After a hearing, the trial judge dissolved a temporary restraining order theretofore granted, and denied the injunction. The exception here is to that judgment.
1. The granting and continuing of injunctions shall always rest in the sound discretion of the trial judge. Hutchins v. Williams, 212 Ga. 754 (2)
(95 S. E. 2d 674); Code 55-108; Kent v. Murphey, 207 Ga. 707
(64 S. E. 2d 49). Therefore, if the plaintiffs in error are entitled to a reversal of the judgment of the court below, the record must show that there was no evidence to support the judgment rendered.
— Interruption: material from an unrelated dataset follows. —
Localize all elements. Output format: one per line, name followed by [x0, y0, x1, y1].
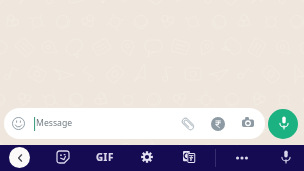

Without here setting out all of the evidence in this record, a summary of the evidence will be sufficient to show that the judgment entered was based upon sufficient evidence. While it is not disputed that most of the valuations that were raised were in the northern part of the county, which incidentally is the portion of the county nearest Atlanta and Decatur, there was evidence which authorized the trial judge to find that property values in this section of the county had been increasing rapidly because of the development of new roads, including some of the expressway system, and because of the change from predominantly agricultural to predominantly residential use of the land. The tax assessors testified that they had not begun any reappraisal of all the property in Henry County for the purpose of raising taxes, but were simply trying to equalize tax values in the northern section where they had gotten most out of line. The county treasurer and the county school superintendent, called as witnesses for the petitioners, testified that there had been no conversations by them with the tax assessors with reference to raising taxes. The tax assessors testified to the same effect. The tax assessors testified that they reviewed all of the property in the county and tried to place a valuation of 25% of its "normal value"; that they treated every piece of property the same way. While this is not all of the evidence favorable to the judgment rendered, and while some of this evidence may have been contradicted by evidence of the plaintiffs in error, the evidence here set out is sufficient to show that the trial judge was authorized to find that there had been no discrimination against the plaintiffs in error and others similarly situated in the reappraisal of their property, but that the tax assessors simply undertook to the best of their ability to equalize tax values throughout the county, which it was their duty to do. It therefore follows there was no abuse of discretion in denying the injunction.
Judgment affirmed. All the Justices concur.